Vigeland Sculpture Garden
Before visiting Oslo, I viewed the city as primarily a gateway to the fjords, but upon arriving I was pleasantly surprised by the attractions it has to offer. Be prepared for steep prices, as it’s one of the most expensive cities in the world.
One of its most astounding attractions, however, is free. The Vigeland Sculpture Garden in Vigeland Park is a rather amazing achievement by the local artist Gustav Vigeland. Vigeland, who studied anatomy, was provided free rein and seemingly inexhaustible funds to produce nearly 200 sculptures of the human figure over 80 acres in the park. In exchange, they were donated to the city for all to enjoy. The most famous statue is the “Angry Boy.” Norwegians are proud of the prodigious output of Mr. Vigeland.
Additional sculptures dot the downtown area. The National Gallery contains a worthy art collection highlighted by the iconic depiction of modern angst, Edvard Munch’s The Scream.

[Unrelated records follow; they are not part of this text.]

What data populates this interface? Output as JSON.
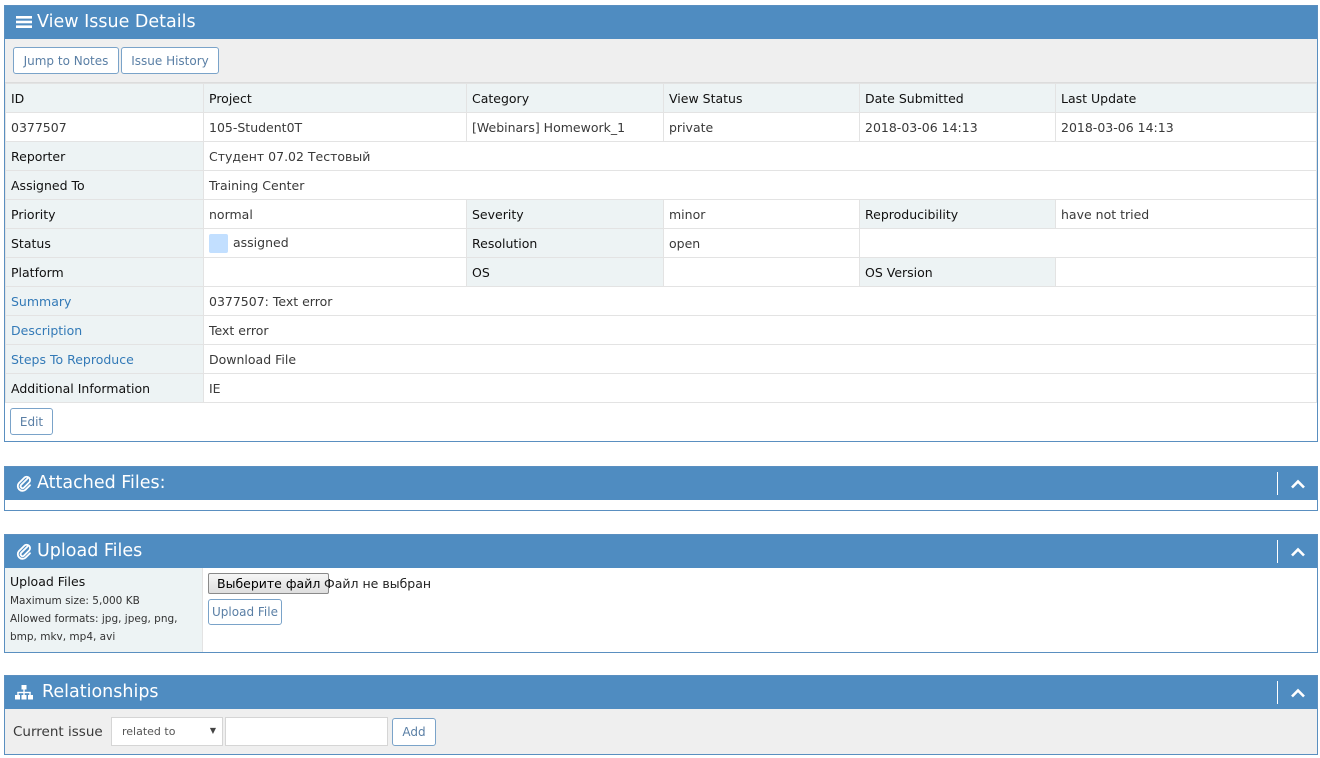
{
  "details": {
    "title": "View Issue Details",
    "icon": "bars-icon",
    "buttons": {
      "jump_to_notes": "Jump to Notes",
      "issue_history": "Issue History",
      "edit": "Edit"
    },
    "headers": [
      "ID",
      "Project",
      "Category",
      "View Status",
      "Date Submitted",
      "Last Update"
    ],
    "values": [
      "0377507",
      "105-Student0T",
      "[Webinars] Homework_1",
      "private",
      "2018-03-06 14:13",
      "2018-03-06 14:13"
    ],
    "reporter": {
      "label": "Reporter",
      "value": "Студент 07.02 Тестовый"
    },
    "assigned_to": {
      "label": "Assigned To",
      "value": "Training Center"
    },
    "priority": {
      "label": "Priority",
      "value": "normal"
    },
    "severity": {
      "label": "Severity",
      "value": "minor"
    },
    "reproducibility": {
      "label": "Reproducibility",
      "value": "have not tried"
    },
    "status": {
      "label": "Status",
      "value": "assigned",
      "color": "#c2dfff"
    },
    "resolution": {
      "label": "Resolution",
      "value": "open"
    },
    "platform": {
      "label": "Platform",
      "value": ""
    },
    "os": {
      "label": "OS",
      "value": ""
    },
    "os_version": {
      "label": "OS Version",
      "value": ""
    },
    "summary": {
      "label": "Summary",
      "value": "0377507: Text error"
    },
    "description": {
      "label": "Description",
      "value": "Text error"
    },
    "steps": {
      "label": "Steps To Reproduce",
      "value": "Download File"
    },
    "additional": {
      "label": "Additional Information",
      "value": "IE"
    }
  },
  "attached": {
    "title": "Attached Files:",
    "icon": "paperclip-icon"
  },
  "upload": {
    "title": "Upload Files",
    "icon": "paperclip-icon",
    "label": "Upload Files",
    "max_size": "Maximum size: 5,000 KB",
    "formats": "Allowed formats: jpg, jpeg, png, bmp, mkv, mp4, avi",
    "choose_button": "Выберите файл",
    "no_file": "Файл не выбран",
    "upload_button": "Upload File"
  },
  "relationships": {
    "title": "Relationships",
    "icon": "sitemap-icon",
    "current_issue": "Current issue",
    "select_value": "related to",
    "add_button": "Add"
  },
  "colors": {
    "header": "#4f8cc1",
    "category_bg": "#edf3f4",
    "link": "#337ab7"
  }
}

While in Oslo be sure to take the ferry across the harbor to check out the wonderful collection of maritime-related museums: the Kon Tiki museum, the Fram, the Viking Museum and the Norweigan Maritime Museum. The Viking Museum contains actual Viking ships that have been remarkably well-preserved. The Oseburg Ship dates from 834 AD, the Gokstad from 950 AD. Also well-preserved at the Fram Museum, the Fram is said to be the strongest wooden ship ever built. It explored both the northern and southern polar regions, and no other wooden ship has traveled further north or south. Visitors to its museum can explore the ship firsthand. Next door, the Kon Tiki Museum is a must-stop for those with a fascination for the voyages of Thor Heyerdahl.

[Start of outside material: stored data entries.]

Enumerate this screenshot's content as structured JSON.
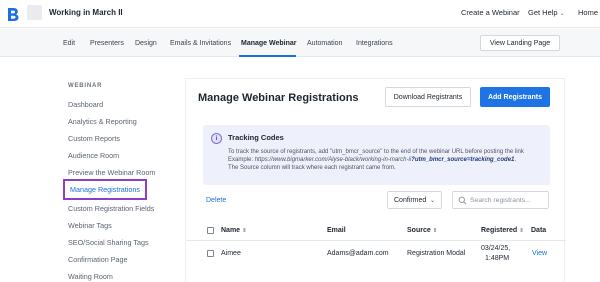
{
  "header": {
    "webinar_title": "Working in March II",
    "nav": [
      {
        "label": "Create a Webinar"
      },
      {
        "label": "Get Help"
      },
      {
        "label": "Home"
      }
    ]
  },
  "subnav": {
    "tabs": [
      "Edit",
      "Presenters",
      "Design",
      "Emails & Invitations",
      "Manage Webinar",
      "Automation",
      "Integrations"
    ],
    "active_tab": "Manage Webinar",
    "landing_button": "View Landing Page"
  },
  "sidebar": {
    "heading": "WEBINAR",
    "items": [
      "Dashboard",
      "Analytics & Reporting",
      "Custom Reports",
      "Audience Room",
      "Preview the Webinar Room",
      "Manage Registrations",
      "Custom Registration Fields",
      "Webinar Tags",
      "SEO/Social Sharing Tags",
      "Confirmation Page",
      "Waiting Room"
    ],
    "active_item": "Manage Registrations"
  },
  "main": {
    "title": "Manage Webinar Registrations",
    "download_button": "Download Registrants",
    "add_button": "Add Registrants",
    "tracking": {
      "title": "Tracking Codes",
      "line1": "To track the source of registrants, add \"utm_bmcr_source\" to the end of the webinar URL before posting the link",
      "line2_prefix": "Example: ",
      "line2_url": "https://www.bigmarker.com/Alyse-black/working-in-march-ii",
      "line2_param": "?utm_bmcr_source=tracking_code1",
      "line2_suffix": ".",
      "line3": "The Source column will track where each registrant came from."
    },
    "delete_label": "Delete",
    "filter_value": "Confirmed",
    "search_placeholder": "Search registrants...",
    "table": {
      "columns": [
        "Name",
        "Email",
        "Source",
        "Registered",
        "Data"
      ],
      "rows": [
        {
          "name": "Aimee",
          "email": "Adams@adam.com",
          "source": "Registration Modal",
          "registered_date": "03/24/25,",
          "registered_time": "1:48PM",
          "data_link": "View"
        }
      ]
    }
  },
  "colors": {
    "accent": "#1e74e4",
    "highlight_box": "#8b3fc7",
    "info_bg": "#eef0fb"
  }
}
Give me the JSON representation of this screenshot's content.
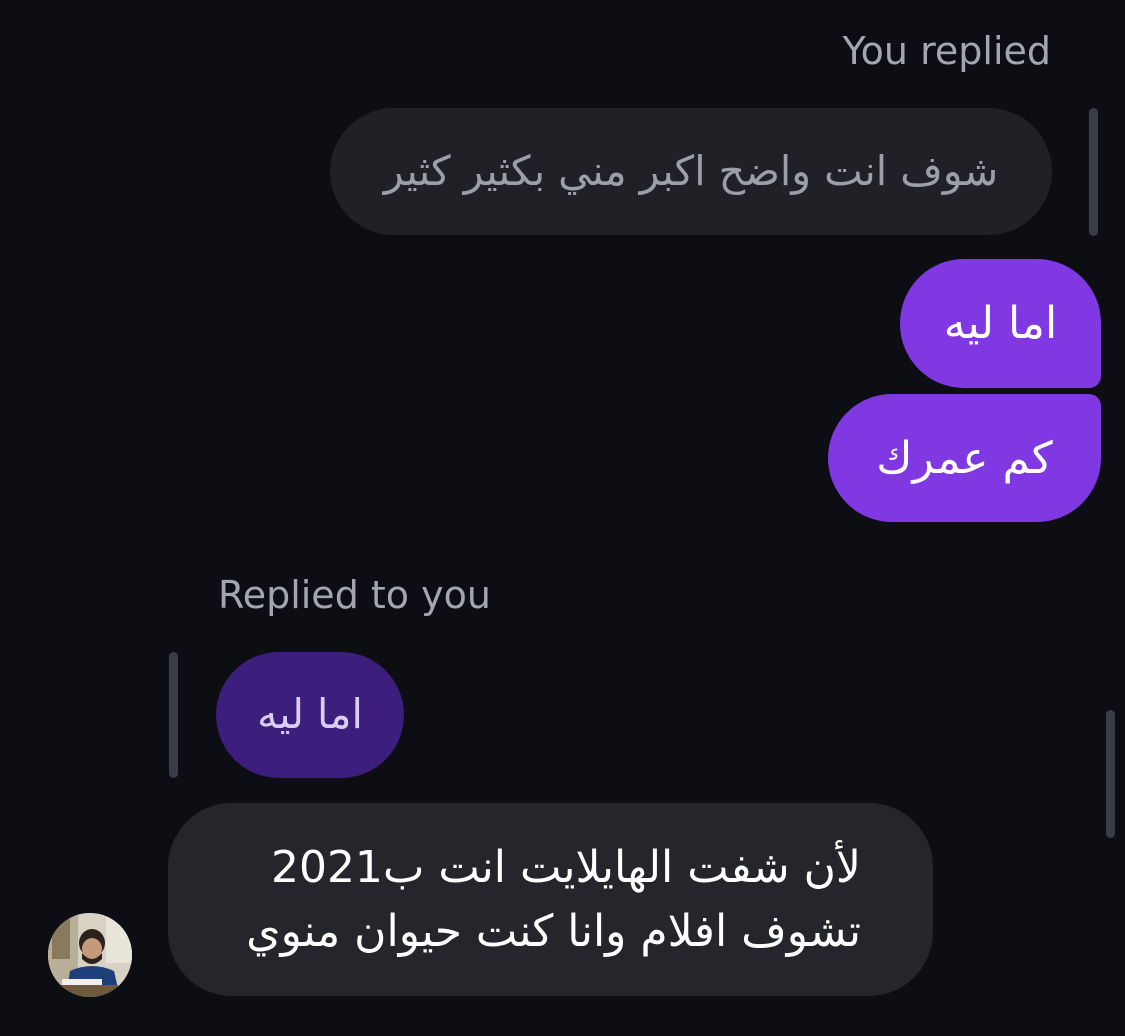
{
  "outgoing_section": {
    "context_label": "You replied",
    "quoted_message": "شوف انت واضح اكبر مني بكثير كثير",
    "messages": [
      {
        "text": "اما ليه"
      },
      {
        "text": "كم عمرك"
      }
    ]
  },
  "incoming_section": {
    "context_label": "Replied to you",
    "quoted_message": "اما ليه",
    "message_lines": [
      "لأن شفت الهايلايت انت ب2021",
      "تشوف افلام وانا كنت حيوان منوي"
    ]
  },
  "colors": {
    "background": "#0c0e13",
    "sent_bubble": "#8038e3",
    "quoted_incoming": "#3c1e7c",
    "received_bubble": "#24262c",
    "quoted_outgoing": "#1f2126"
  },
  "icons": {
    "avatar": "sender-avatar-photo"
  }
}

Oslo is surrounded by forests, and locals love to explore the surrounding area for outdoor activities. Hiking, boating and skiing are especially popular. The Holmenkollen ski jump is a favorite spot, particularly during winter months.
The Nobel Peace Prize Museum, adjoining the beautiful Oslo harbor, celebrates the accomplishments of the recipients of the prize. (President Obama, the newest member of the exclusive Nobel Peace Prize club, was in Oslo to accept the award on Dec. 9.) It’s not just a museum, but a meeting place where discussions and reflections geared toward conflict resolution occur.
I exited the museum inspired and energized by the accomplishments of the Nobel Laureates. As if reflecting my mood, a group of locals were engaged in a series of dances outside of city hall – a regular activity during the warm summer months.